Sunday 03/29/2026
Sunday morning stuff. Plants, puzzle, mess around on the Internet. Finally time for lunch and the fancy Sunday Brunch service let me down. I took several things and all of them displeased me. The pork loin was near-raw, the French toast was soggy and tasted funny. I poked at things on my plate and got up and walked out. Walked down Hamilton ave. and had a slice at New York Pizza.
Then I had a personal failure. I returned to Claude Code for another try. Mind you, I like Claude, the interactive chat you find on the web at Claude.ai . I use it often, although for quick factual questions, I like Perplexity.ai better. Anyway I have used Claude.ai for many things.
What is all the rage among programmers is Claude Code, which is basically the same AI, except reorganized as a coding companion. I used to think of myself as a programmer, a coder. I mean, I got paid to do it for IBM for a decade. And documented other people’s code longer than that. And wrote a couple of quite sizable apps, thousands of lines of Python code, just for fun, after I retired. So I know my way ar und a command line, I know about program structure and program design and functional specifications, and how to use Github to store and manage code.

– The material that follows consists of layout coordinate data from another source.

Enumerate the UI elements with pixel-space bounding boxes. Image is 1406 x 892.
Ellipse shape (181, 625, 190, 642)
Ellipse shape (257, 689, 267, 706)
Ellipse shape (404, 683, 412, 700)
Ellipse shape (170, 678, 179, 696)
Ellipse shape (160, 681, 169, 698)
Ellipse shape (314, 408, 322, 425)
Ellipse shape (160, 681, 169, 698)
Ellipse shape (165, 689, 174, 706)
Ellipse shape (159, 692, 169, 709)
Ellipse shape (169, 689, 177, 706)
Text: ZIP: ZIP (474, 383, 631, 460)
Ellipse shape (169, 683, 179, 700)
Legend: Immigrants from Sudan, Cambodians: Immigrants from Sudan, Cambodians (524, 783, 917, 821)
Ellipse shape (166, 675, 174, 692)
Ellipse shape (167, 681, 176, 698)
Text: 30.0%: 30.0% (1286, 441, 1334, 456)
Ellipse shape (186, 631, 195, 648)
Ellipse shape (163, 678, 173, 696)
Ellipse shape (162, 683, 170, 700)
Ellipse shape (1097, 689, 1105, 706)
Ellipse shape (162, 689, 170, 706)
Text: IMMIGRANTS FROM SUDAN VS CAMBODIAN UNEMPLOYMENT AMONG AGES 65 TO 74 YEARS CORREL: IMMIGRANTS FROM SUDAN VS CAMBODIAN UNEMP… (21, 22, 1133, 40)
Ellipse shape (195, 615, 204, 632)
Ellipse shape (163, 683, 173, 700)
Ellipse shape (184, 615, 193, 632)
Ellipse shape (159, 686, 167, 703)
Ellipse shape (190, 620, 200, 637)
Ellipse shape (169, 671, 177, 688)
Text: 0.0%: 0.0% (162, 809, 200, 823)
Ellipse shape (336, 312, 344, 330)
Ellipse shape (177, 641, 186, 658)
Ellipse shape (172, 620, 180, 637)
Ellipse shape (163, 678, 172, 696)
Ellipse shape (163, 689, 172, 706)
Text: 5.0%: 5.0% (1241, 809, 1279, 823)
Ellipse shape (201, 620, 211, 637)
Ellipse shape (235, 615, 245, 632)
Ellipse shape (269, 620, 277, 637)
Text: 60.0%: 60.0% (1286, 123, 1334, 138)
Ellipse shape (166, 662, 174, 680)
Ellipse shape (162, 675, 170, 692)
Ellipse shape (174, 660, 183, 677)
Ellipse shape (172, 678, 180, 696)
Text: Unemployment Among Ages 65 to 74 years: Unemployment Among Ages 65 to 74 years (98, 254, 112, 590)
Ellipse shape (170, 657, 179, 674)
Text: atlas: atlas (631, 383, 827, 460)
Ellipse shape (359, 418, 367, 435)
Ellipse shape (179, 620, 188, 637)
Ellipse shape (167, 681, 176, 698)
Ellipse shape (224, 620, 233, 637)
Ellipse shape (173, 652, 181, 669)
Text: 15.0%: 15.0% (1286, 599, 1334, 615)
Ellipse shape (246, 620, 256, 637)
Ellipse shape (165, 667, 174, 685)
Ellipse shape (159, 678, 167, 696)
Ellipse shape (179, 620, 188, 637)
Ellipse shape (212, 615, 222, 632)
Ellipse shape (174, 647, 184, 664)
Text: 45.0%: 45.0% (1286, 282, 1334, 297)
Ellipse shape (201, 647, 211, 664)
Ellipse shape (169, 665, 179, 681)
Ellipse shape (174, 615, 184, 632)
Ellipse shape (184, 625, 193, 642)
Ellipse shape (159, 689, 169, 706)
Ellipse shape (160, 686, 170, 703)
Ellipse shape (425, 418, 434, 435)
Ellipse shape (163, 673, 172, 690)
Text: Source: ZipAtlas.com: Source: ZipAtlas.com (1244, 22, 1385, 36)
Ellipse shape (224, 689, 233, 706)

So the way Claude Code works is, you set up a directory with some files containing basic information about the app, functional spec, rules about what libraries and platforms you want to use. (Which I still haven’t decided, see a few days back; all the web pages about the different platforms and libraries that I was trying to learn? Are on my good computer which is away getting its screen replaced.)
You set up these files, Claude.md and so on, and you invoke the claude app from the command line. It reads your stuff and it takes over the terminal session and prompts you, What do you want to do? In effect, it becomes your command shell. You can still give a UNIX command by prefixing it with an @sign, but other input is received and acted on by Claude.
I had already read about this stuff, and there is a lot I need to add to the setup files in the directory. But today I just wanted to start with a basic issue. “I have set up a GitHub repo for this project, how do I give you access to it?” It mulls for a second, then it runs a couple of commands which produce errors, then it tells me I need to get either a new private token or a new SSH key. For which it gives abbreviated directions, Go to GitHub.com, go to settings, do this, do that. Which I do, and all that gets me is an error message I don’t understand. At which point I am feeling defeated. Again. The details just go on and on.
I may go back to beat my head on it yet again, but every time it seems like a whole new rabbit hole opens up that I need to go down to get back to the previous rabbit hole.